地名:小笠原諸島はボナン諸島と呼ばれていた。小笠原貞頼がそのことを言っていたことが人々に伝わり、ペリーが航海日誌に「Ogasawara」と記入した、このおかげで日本の領土と認められた。偶然が生んだ日本領土だった。バードが巡った東京湾岸の地名がレセプション湾、ペリー島、ウェブスター島など、どこの国だか分からない、これは日本がアメリカの属国になっていればそうなっただろう、という話。
着るモノ:日本の東日本では男は夏はほとんど裸、入れ墨をして、紺色のほおかむりをしていた。西日本では甚平を着ている人が多かった。アイヌには裸になる習慣がなくて、お風呂にはいるのにも男女とも裸になるのを嫌がった。日本人は混浴で裸を恥ずかしいとは思わなかった。女性が風呂にいることで混浴でも乱暴者がいても悪事をはたらかなかった、という。

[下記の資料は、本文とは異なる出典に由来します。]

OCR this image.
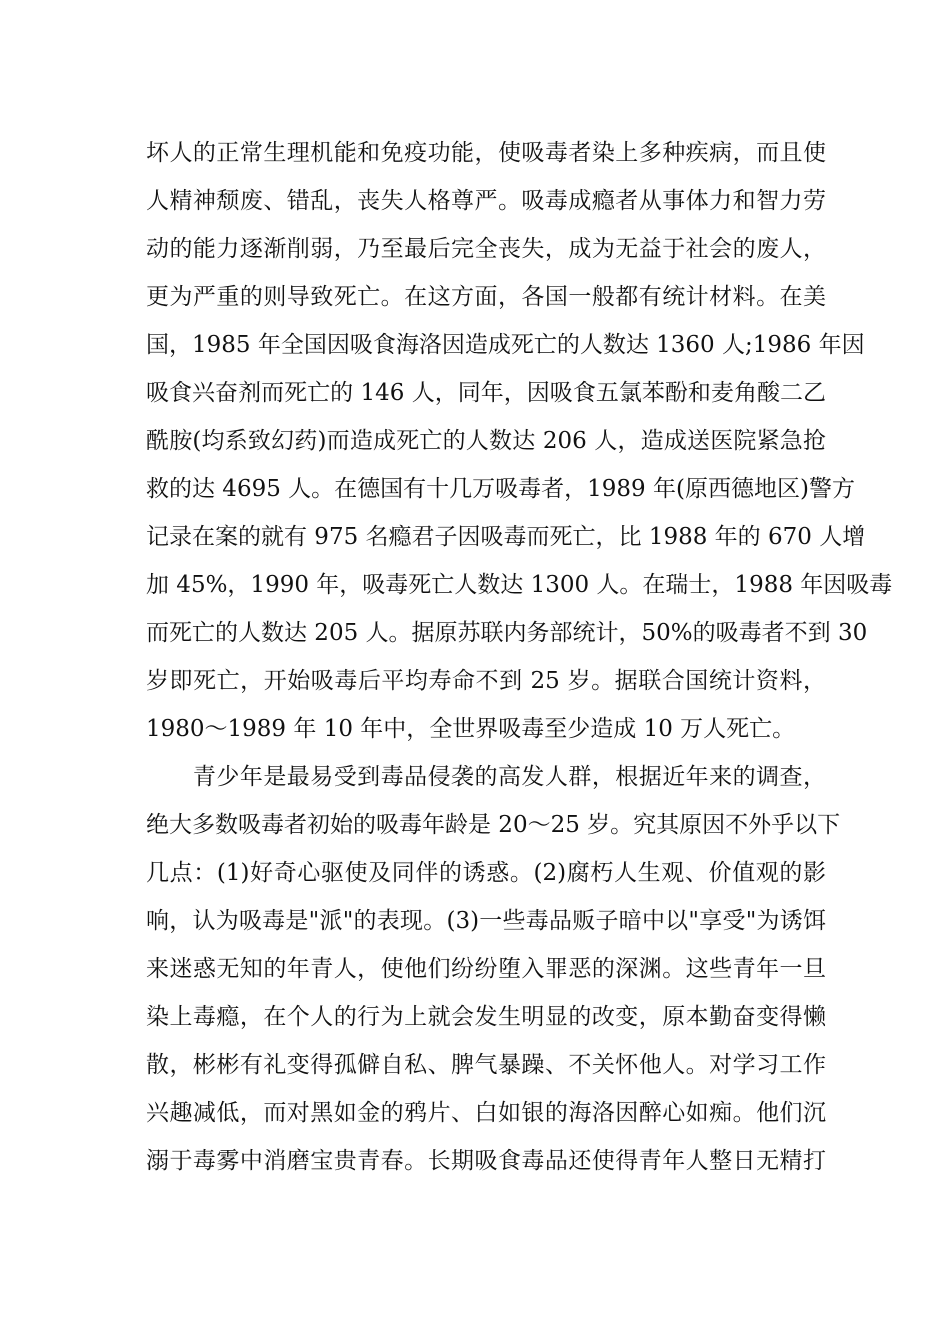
坏人的正常生理机能和免疫功能，使吸毒者染上多种疾病，而且使
人精神颓废、错乱，丧失人格尊严。吸毒成瘾者从事体力和智力劳
动的能力逐渐削弱，乃至最后完全丧失，成为无益于社会的废人，
更为严重的则导致死亡。在这方面，各国一般都有统计材料。在美
国，1985 年全国因吸食海洛因造成死亡的人数达 1360 人;1986 年因
吸食兴奋剂而死亡的 146 人，同年，因吸食五氯苯酚和麦角酸二乙
酰胺(均系致幻药)而造成死亡的人数达 206 人，造成送医院紧急抢
救的达 4695 人。在德国有十几万吸毒者，1989 年(原西德地区)警方
记录在案的就有 975 名瘾君子因吸毒而死亡，比 1988 年的 670 人增
加 45%，1990 年，吸毒死亡人数达 1300 人。在瑞士，1988 年因吸毒
而死亡的人数达 205 人。据原苏联内务部统计，50%的吸毒者不到 30
岁即死亡，开始吸毒后平均寿命不到 25 岁。据联合国统计资料，
1980～1989 年 10 年中，全世界吸毒至少造成 10 万人死亡。
　　青少年是最易受到毒品侵袭的高发人群，根据近年来的调查，
绝大多数吸毒者初始的吸毒年龄是 20～25 岁。究其原因不外乎以下
几点：(1)好奇心驱使及同伴的诱惑。(2)腐朽人生观、价值观的影
响，认为吸毒是"派"的表现。(3)一些毒品贩子暗中以"享受"为诱饵
来迷惑无知的年青人，使他们纷纷堕入罪恶的深渊。这些青年一旦
染上毒瘾，在个人的行为上就会发生明显的改变，原本勤奋变得懒
散，彬彬有礼变得孤僻自私、脾气暴躁、不关怀他人。对学习工作
兴趣减低，而对黑如金的鸦片、白如银的海洛因醉心如痴。他们沉
溺于毒雾中消磨宝贵青春。长期吸食毒品还使得青年人整日无精打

関東と関西の街:京都、大阪、堺では中国の街を倣って東西南北の通りに名前を付けた。京都では大路と小路、大阪では筋と通りで地名を表せる。江戸は中世以前の地名を家康が残したので古い地名が使われ残った。そのため地名に一貫性がなく、場所の特定が番地依存になっている。さらにその番地も街の有力者の住まいを順に1番地、2番地としていったためにルールが存在しない結果となった。さらに飛び地が多く、江戸以外のヒトや外人には知らない場所に地図を頼りにたどり着くことが困難な街になってしまった。東京では荒れ地を開拓すると開拓者のモノになり、そこは山野と名付けられた。そのため山野、山谷、散谷、三谷、神谷、美谷、深谷などが多くの場所に存在する。
ゲタの音:ゲタをならして歩く、この音がバードにとっては奇っ怪な音に聞こえた。数百人がゲタを履いて歩くと、相当な音となって街に谺したという。

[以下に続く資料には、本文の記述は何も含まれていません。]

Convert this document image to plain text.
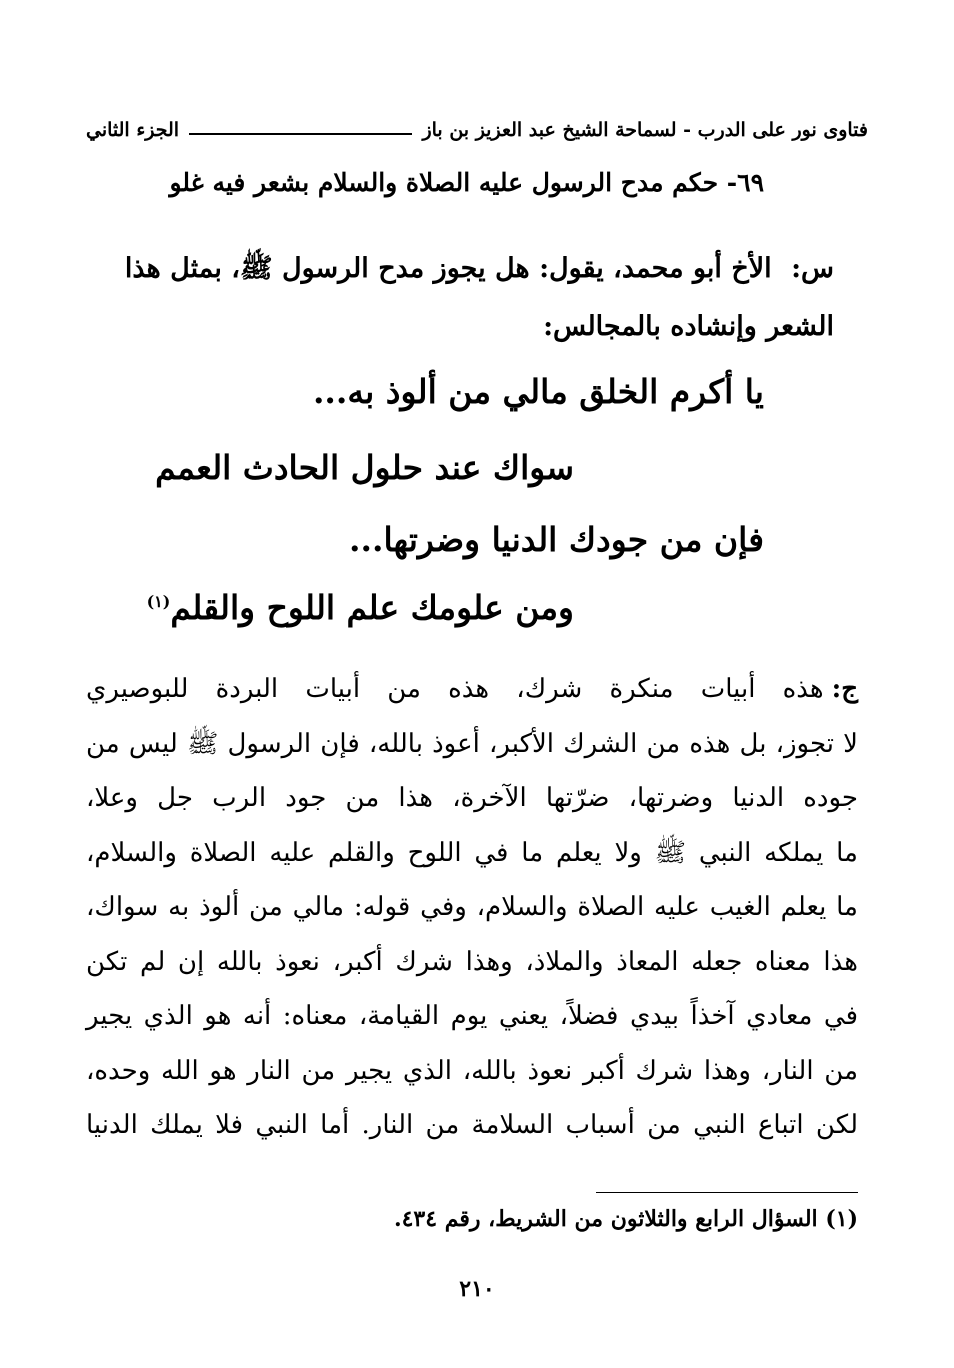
فتاوى نور على الدرب - لسماحة الشيخ عبد العزيز بن باز
الجزء الثاني
٦٩- حكم مدح الرسول عليه الصلاة والسلام بشعر فيه غلو
س: الأخ أبو محمد، يقول: هل يجوز مدح الرسول ﷺ، بمثل هذا الشعر وإنشاده بالمجالس:
يا أكرم الخلق مالي من ألوذ به...
سواك عند حلول الحادث العمم
فإن من جودك الدنيا وضرتها...
ومن علومك علم اللوح والقلم$^{(١)}$
ج:هذه أبيات منكرة شرك، هذه من أبيات البردة للبوصيري
لا تجوز، بل هذه من الشرك الأكبر، أعوذ بالله، فإن الرسول ﷺ ليس من
جوده الدنيا وضرتها، ضرّتها الآخرة، هذا من جود الرب جل وعلا،
ما يملكه النبي ﷺ ولا يعلم ما في اللوح والقلم عليه الصلاة والسلام،
ما يعلم الغيب عليه الصلاة والسلام، وفي قوله: مالي من ألوذ به سواك،
هذا معناه جعله المعاذ والملاذ، وهذا شرك أكبر، نعوذ بالله إن لم تكن
في معادي آخذاً بيدي فضلاً، يعني يوم القيامة، معناه: أنه هو الذي يجير
من النار، وهذا شرك أكبر نعوذ بالله، الذي يجير من النار هو الله وحده،
لكن اتباع النبي من أسباب السلامة من النار. أما النبي فلا يملك الدنيا
(١) السؤال الرابع والثلاثون من الشريط، رقم ٤٣٤.
٢١٠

日本の馬:小さい馬しかいなかった。仙台にはシャムから連れてきたアラブ馬がいたらしく、大きな馬が育っていた。轡がなかったので、馬を乗馬した人間が操るすべがなかったという。バードは轡を日本に持ってきていた。先頭馬がいないと馬の集団は歩くこともしない。普通の訓練されていない馬は前の馬に従ってしか前に進まないため、訓練された先頭馬の存在が必須だった。
日本の貧しさ:大家族が多いのは貧困から来ていた。バードが調べたでは24軒の家に307人が暮らしていたという。嫁は姑の奴隷であり、子供を産まなければ離縁された。西日本では、女性の地位が比較的高く、女性が気に入らない亭主を離縁することもあったという。

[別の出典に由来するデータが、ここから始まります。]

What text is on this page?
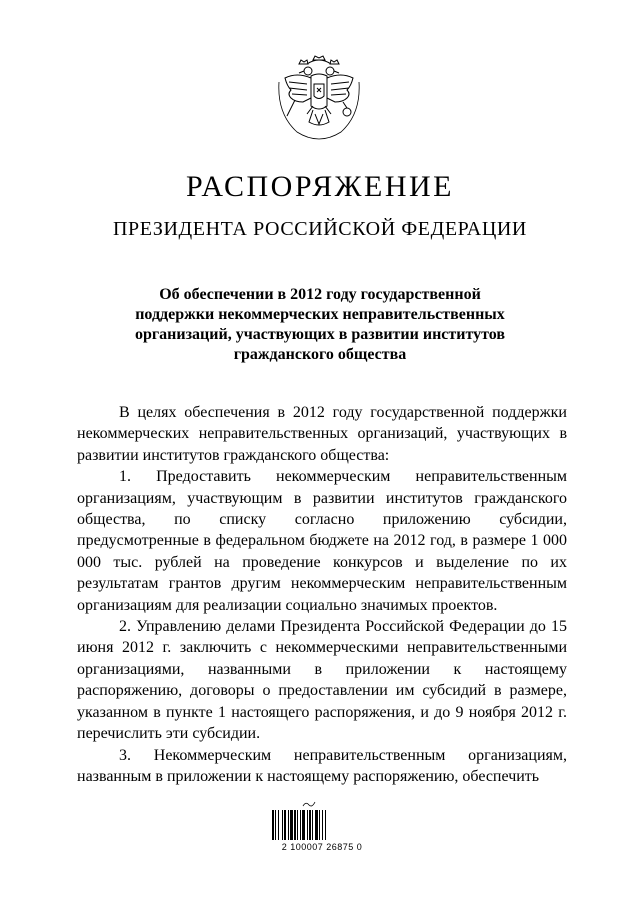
РАСПОРЯЖЕНИЕ
ПРЕЗИДЕНТА РОССИЙСКОЙ ФЕДЕРАЦИИ
Об обеспечении в 2012 году государственной
поддержки некоммерческих неправительственных
организаций, участвующих в развитии институтов
гражданского общества

В целях обеспечения в 2012 году государственной поддержки некоммерческих неправительственных организаций, участвующих в развитии институтов гражданского общества:

1. Предоставить некоммерческим неправительственным организациям, участвующим в развитии институтов гражданского общества, по списку согласно приложению субсидии, предусмотренные в федеральном бюджете на 2012 год, в размере 1 000 000 тыс. рублей на проведение конкурсов и выделение по их результатам грантов другим некоммерческим неправительственным организациям для реализации социально значимых проектов.

2. Управлению делами Президента Российской Федерации до 15 июня 2012 г. заключить с некоммерческими неправительственными организациями, названными в приложении к настоящему распоряжению, договоры о предоставлении им субсидий в размере, указанном в пункте 1 настоящего распоряжения, и до 9 ноября 2012 г. перечислить эти субсидии.

3. Некоммерческим неправительственным организациям, названным в приложении к настоящему распоряжению, обеспечить

2 100007 26875 0
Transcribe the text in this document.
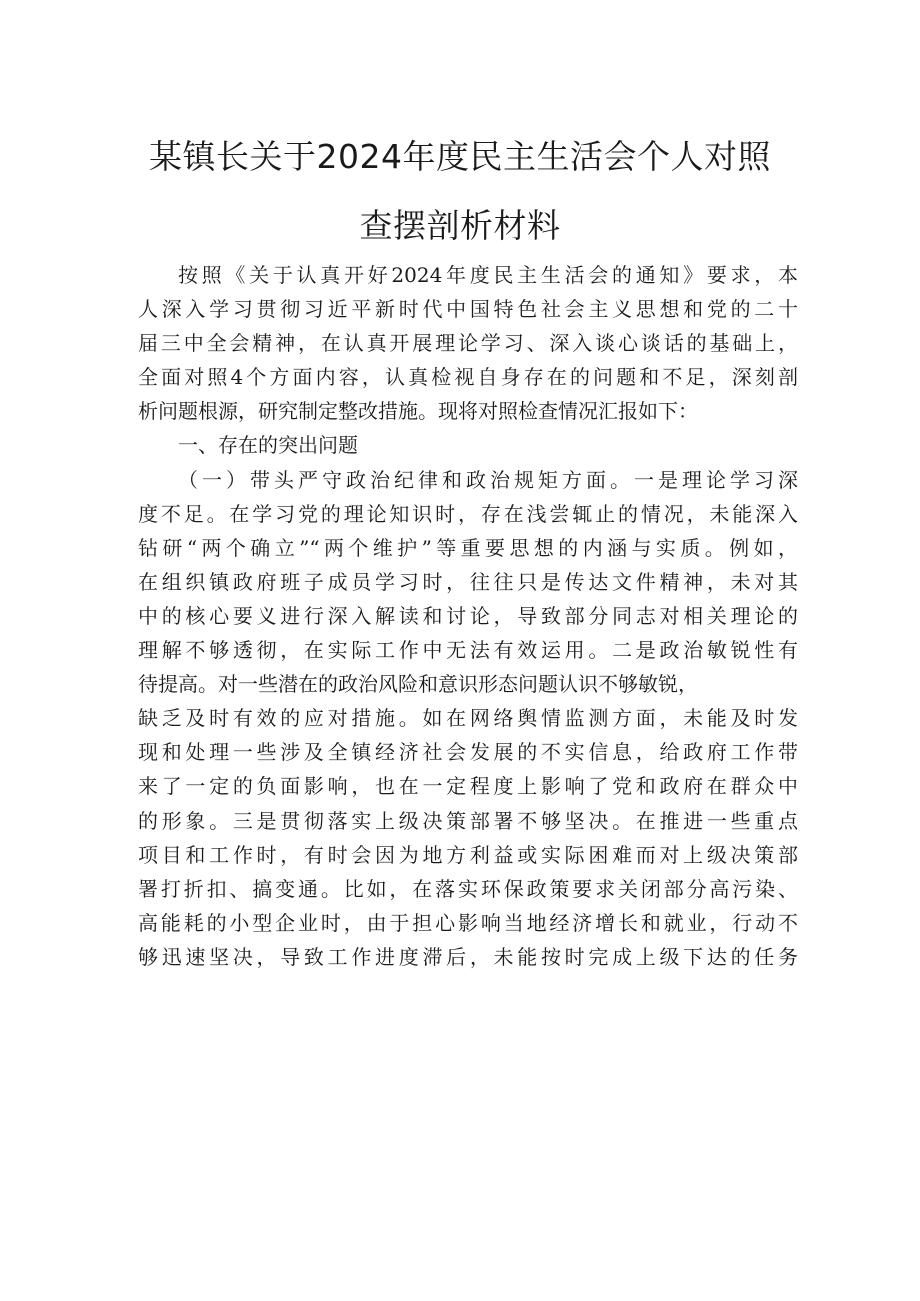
某镇长关于2024年度民主生活会个人对照
查摆剖析材料
按照《关于认真开好2024年度民主生活会的通知》要求，本
人深入学习贯彻习近平新时代中国特色社会主义思想和党的二十
届三中全会精神，在认真开展理论学习、深入谈心谈话的基础上，
全面对照4个方面内容，认真检视自身存在的问题和不足，深刻剖
析问题根源，研究制定整改措施。现将对照检查情况汇报如下：
一、存在的突出问题
（一）带头严守政治纪律和政治规矩方面。一是理论学习深
度不足。在学习党的理论知识时，存在浅尝辄止的情况，未能深入
钻研“两个确立”“两个维护”等重要思想的内涵与实质。例如，
在组织镇政府班子成员学习时，往往只是传达文件精神，未对其
中的核心要义进行深入解读和讨论，导致部分同志对相关理论的
理解不够透彻，在实际工作中无法有效运用。二是政治敏锐性有
待提高。对一些潜在的政治风险和意识形态问题认识不够敏锐，
缺乏及时有效的应对措施。如在网络舆情监测方面，未能及时发
现和处理一些涉及全镇经济社会发展的不实信息，给政府工作带
来了一定的负面影响，也在一定程度上影响了党和政府在群众中
的形象。三是贯彻落实上级决策部署不够坚决。在推进一些重点
项目和工作时，有时会因为地方利益或实际困难而对上级决策部
署打折扣、搞变通。比如，在落实环保政策要求关闭部分高污染、
高能耗的小型企业时，由于担心影响当地经济增长和就业，行动不
够迅速坚决，导致工作进度滞后，未能按时完成上级下达的任务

性病と漁業と津軽三味線:性病が目にはいると盲目になる。秋田の能代はハタハタ漁が盛んで栄えた街だった。そのため女郎屋もおおかったが、性病が流行り盲目の人が増えた。盲目の人たちは三味線を覚えて稼ぎを得ることになり、津軽三味線が広がったのだという。
ねぶた祭:夏になると蚤が多くて寝られなかったため、ねぶたい毎日を過ごした。それを祭にしたので秋田や弘前、黒石ではねぶた祭がある、という、本当なのか。
バードが妹に書き送る日記、という形でまとめられた日本紀行を宮本常一が解説する、というのは贅沢な本だと思う。二重に学ぶこと多し。